Shelter’s Income and expenditure figures highlighted13:57 PM, 4th February 2019
About 3 weeks ago 35
Squatters are losing the right to claim legal aid to fight landlords and other property owners in court.
A clause in the new Sentencing, Legal Aid and Punishment of Offenders Bill will shut the door on squatters who combat efforts to evict them with free legal advice as the public purse foots the bill.

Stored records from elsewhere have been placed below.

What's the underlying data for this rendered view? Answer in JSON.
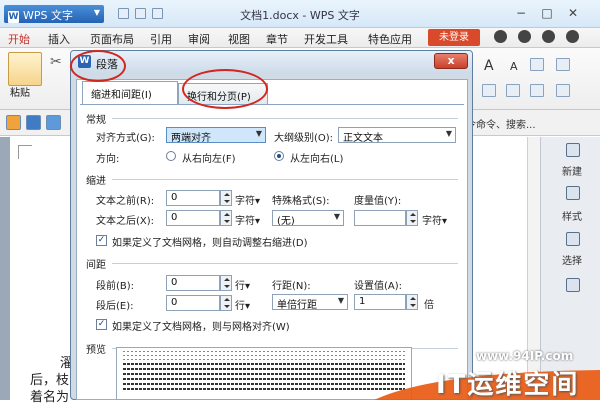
{
  "app": {
    "name": "WPS 文字",
    "doc_title": "文档1.docx - WPS 文字"
  },
  "window_controls": [
    "−",
    "□",
    "✕"
  ],
  "menu": {
    "items": [
      "开始",
      "插入",
      "页面布局",
      "引用",
      "审阅",
      "视图",
      "章节",
      "开发工具",
      "特色应用"
    ],
    "login": "未登录"
  },
  "toolbar": {
    "paste": "粘贴",
    "fontsize_grow": "A",
    "fontsize_shrink": "A",
    "search_hint": "令命令、搜索..."
  },
  "right_pane": {
    "new": "新建",
    "style": "样式",
    "select": "选择"
  },
  "document": {
    "line1": "濯",
    "line2": "后，枝",
    "line3": "着名为"
  },
  "dialog": {
    "title": "段落",
    "close": "x",
    "tabs": [
      "缩进和间距(I)",
      "换行和分页(P)"
    ],
    "general": {
      "section": "常规",
      "alignment_label": "对齐方式(G):",
      "alignment_value": "两端对齐",
      "outline_label": "大纲级别(O):",
      "outline_value": "正文文本",
      "direction_label": "方向:",
      "rtl_label": "从右向左(F)",
      "ltr_label": "从左向右(L)",
      "direction_selected": "ltr"
    },
    "indent": {
      "section": "缩进",
      "before_label": "文本之前(R):",
      "before_value": "0",
      "before_unit": "字符",
      "after_label": "文本之后(X):",
      "after_value": "0",
      "after_unit": "字符",
      "special_label": "特殊格式(S):",
      "special_value": "(无)",
      "measure_label": "度量值(Y):",
      "measure_value": "",
      "measure_unit": "字符",
      "auto_adjust": "如果定义了文档网格，则自动调整右缩进(D)",
      "auto_adjust_checked": true
    },
    "spacing": {
      "section": "间距",
      "before_label": "段前(B):",
      "before_value": "0",
      "before_unit": "行",
      "after_label": "段后(E):",
      "after_value": "0",
      "after_unit": "行",
      "line_label": "行距(N):",
      "line_value": "单倍行距",
      "setting_label": "设置值(A):",
      "setting_value": "1",
      "setting_unit": "倍",
      "snap_grid": "如果定义了文档网格，则与网格对齐(W)",
      "snap_grid_checked": true
    },
    "preview": {
      "section": "预览"
    }
  },
  "watermark": {
    "url": "www.94IP.com",
    "text": "IT运维空间"
  },
  "colors": {
    "accent_red": "#d0281f",
    "login_red": "#d9492c",
    "title_blue": "#2563b4"
  }
}
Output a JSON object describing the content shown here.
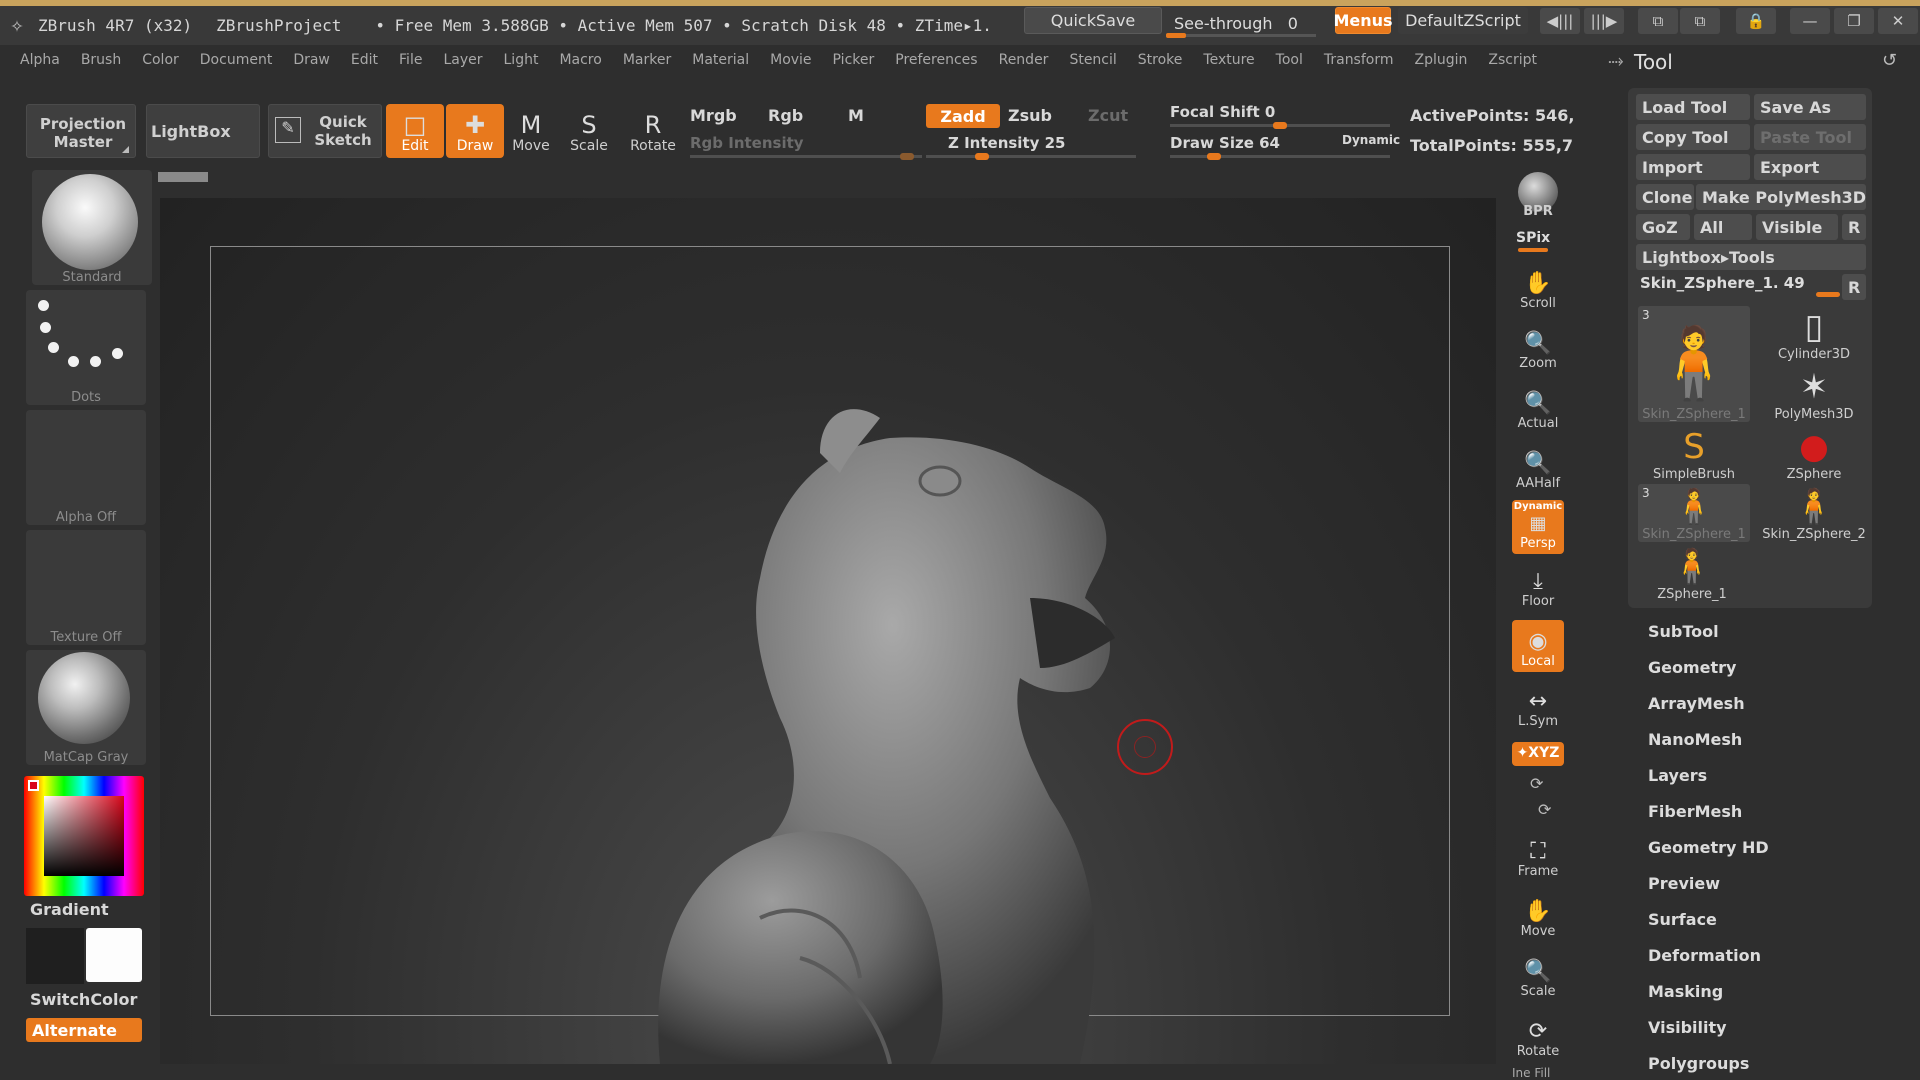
{
  "colors": {
    "accent": "#e8791d",
    "panel": "#3a3a3a",
    "background": "#2e2e2e",
    "cursor": "#c11b1b"
  },
  "titlebar": {
    "app": "ZBrush 4R7 (x32)",
    "project": "ZBrushProject",
    "status": "• Free Mem 3.588GB • Active Mem 507 • Scratch Disk 48 •  ZTime▸1.",
    "quicksave": "QuickSave",
    "see_through": "See-through",
    "see_through_value": "0",
    "see_through_level": 0,
    "menus": "Menus",
    "script": "DefaultZScript"
  },
  "menubar": [
    "Alpha",
    "Brush",
    "Color",
    "Document",
    "Draw",
    "Edit",
    "File",
    "Layer",
    "Light",
    "Macro",
    "Marker",
    "Material",
    "Movie",
    "Picker",
    "Preferences",
    "Render",
    "Stencil",
    "Stroke",
    "Texture",
    "Tool",
    "Transform",
    "Zplugin",
    "Zscript"
  ],
  "toolbar": {
    "projection_master": "Projection Master",
    "lightbox": "LightBox",
    "quick_sketch": "Quick Sketch",
    "edit": "Edit",
    "draw": "Draw",
    "move": "Move",
    "scale": "Scale",
    "rotate": "Rotate",
    "mrgb": "Mrgb",
    "rgb": "Rgb",
    "m": "M",
    "rgb_intensity": "Rgb Intensity",
    "zadd": "Zadd",
    "zsub": "Zsub",
    "zcut": "Zcut",
    "z_intensity": "Z Intensity 25",
    "z_intensity_value": 25,
    "focal_shift": "Focal Shift 0",
    "focal_shift_value": 0,
    "draw_size": "Draw Size 64",
    "draw_size_value": 64,
    "dynamic": "Dynamic",
    "active_points": "ActivePoints: 546,",
    "total_points": "TotalPoints: 555,7"
  },
  "left_panel": {
    "standard": "Standard",
    "dots": "Dots",
    "alpha": "Alpha  Off",
    "texture": "Texture  Off",
    "matcap": "MatCap  Gray",
    "gradient": "Gradient",
    "switchcolor": "SwitchColor",
    "alternate": "Alternate"
  },
  "right_toolbar": {
    "bpr": "BPR",
    "spix": "SPix",
    "scroll": "Scroll",
    "zoom": "Zoom",
    "actual": "Actual",
    "aahalf": "AAHalf",
    "dynamic": "Dynamic",
    "persp": "Persp",
    "floor": "Floor",
    "local": "Local",
    "lsym": "L.Sym",
    "xyz": "✦XYZ",
    "frame": "Frame",
    "move": "Move",
    "scale": "Scale",
    "rotate": "Rotate",
    "line_fill": "Ine Fill"
  },
  "tool_panel": {
    "title": "Tool",
    "load_tool": "Load Tool",
    "save_as": "Save As",
    "copy_tool": "Copy Tool",
    "paste_tool": "Paste Tool",
    "import": "Import",
    "export": "Export",
    "clone": "Clone",
    "make_polymesh": "Make PolyMesh3D",
    "goz": "GoZ",
    "all": "All",
    "visible": "Visible",
    "r": "R",
    "lightbox_tools": "Lightbox▸Tools",
    "current_tool": "Skin_ZSphere_1. 49",
    "thumbs": [
      {
        "label": "Skin_ZSphere_1",
        "num": "3"
      },
      {
        "label": "Cylinder3D",
        "num": ""
      },
      {
        "label": "PolyMesh3D",
        "num": ""
      },
      {
        "label": "SimpleBrush",
        "num": ""
      },
      {
        "label": "ZSphere",
        "num": ""
      },
      {
        "label": "Skin_ZSphere_1",
        "num": "3"
      },
      {
        "label": "Skin_ZSphere_2",
        "num": ""
      },
      {
        "label": "ZSphere_1",
        "num": ""
      }
    ],
    "sections": [
      "SubTool",
      "Geometry",
      "ArrayMesh",
      "NanoMesh",
      "Layers",
      "FiberMesh",
      "Geometry HD",
      "Preview",
      "Surface",
      "Deformation",
      "Masking",
      "Visibility",
      "Polygroups"
    ]
  }
}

Landlords and property owners will still have to pay their own legal costs.
The proposal is part of a bundle of legal aid reforms aimed at saving more than £2 billion a year.

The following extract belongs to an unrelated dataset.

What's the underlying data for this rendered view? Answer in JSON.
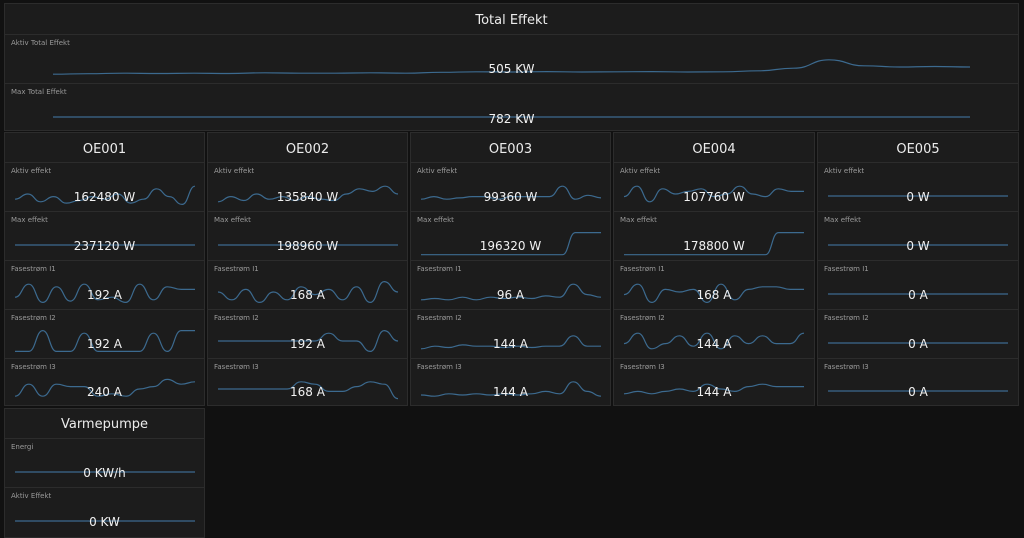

New research highlights that possession orders in London courts have increased 58% in recent years – from 112 in 2006 to 177 in 2010.

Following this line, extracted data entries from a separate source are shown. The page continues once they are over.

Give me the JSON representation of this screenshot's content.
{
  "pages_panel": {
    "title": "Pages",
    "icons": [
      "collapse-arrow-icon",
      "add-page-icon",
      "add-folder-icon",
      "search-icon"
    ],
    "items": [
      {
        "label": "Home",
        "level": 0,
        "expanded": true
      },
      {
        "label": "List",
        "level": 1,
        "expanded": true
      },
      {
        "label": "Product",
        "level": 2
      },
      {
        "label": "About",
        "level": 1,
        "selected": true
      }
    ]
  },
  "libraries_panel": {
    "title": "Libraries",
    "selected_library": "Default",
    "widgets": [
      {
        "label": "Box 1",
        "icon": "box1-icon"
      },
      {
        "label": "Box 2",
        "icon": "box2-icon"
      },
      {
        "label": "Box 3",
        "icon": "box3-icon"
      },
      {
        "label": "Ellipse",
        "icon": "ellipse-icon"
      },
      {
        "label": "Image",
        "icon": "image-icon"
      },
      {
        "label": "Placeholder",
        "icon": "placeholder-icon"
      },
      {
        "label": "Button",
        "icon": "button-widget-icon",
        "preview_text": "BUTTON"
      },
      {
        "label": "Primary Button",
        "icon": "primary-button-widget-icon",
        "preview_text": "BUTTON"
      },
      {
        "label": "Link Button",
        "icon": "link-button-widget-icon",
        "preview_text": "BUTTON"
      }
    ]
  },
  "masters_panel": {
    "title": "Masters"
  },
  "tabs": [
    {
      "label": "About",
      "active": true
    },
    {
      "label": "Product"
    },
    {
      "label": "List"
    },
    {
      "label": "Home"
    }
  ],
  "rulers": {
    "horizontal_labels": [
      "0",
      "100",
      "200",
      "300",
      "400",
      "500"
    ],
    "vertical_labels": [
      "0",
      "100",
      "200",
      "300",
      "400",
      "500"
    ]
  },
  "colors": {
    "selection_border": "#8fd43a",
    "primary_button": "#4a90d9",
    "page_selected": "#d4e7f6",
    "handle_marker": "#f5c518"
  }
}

Lawyers Sweet & Maxwell, who commissioned the research, blame rising rental costs, more vacant properties and high unemployment among the young for the rising number of possessions.
Squatting hotspots include Clerkenwell and Shoreditch responsible for 43% of all possession orders issued in London in 2010. They are followed by Mayfair and the West End.
Outer London boroughs accounted for few orders – for instance only five were issued in Bromley.
Current laws let property owners call on the police to help remove squatters but only allows prosecution if a property is damaged.
The new bill has had a second reading in the House of Commons and is expected to hit the statute books later this year.
High profile squatting incidents in London recently included the occupation of film director Guy Richie’s house in Fitzroy Square and then the Black Horse pub in Rathbone Place.
Some housing charities are against the legal aid changes.
The Big Issue Foundation and Crisis have sent a letter to the government pointing out that many squatters are among the poorest and most deprived, with 40% of the homeless turning to squatting at some time.
Many squatters are also alcohol-dependent or suffer from mental illness, the charities wrote.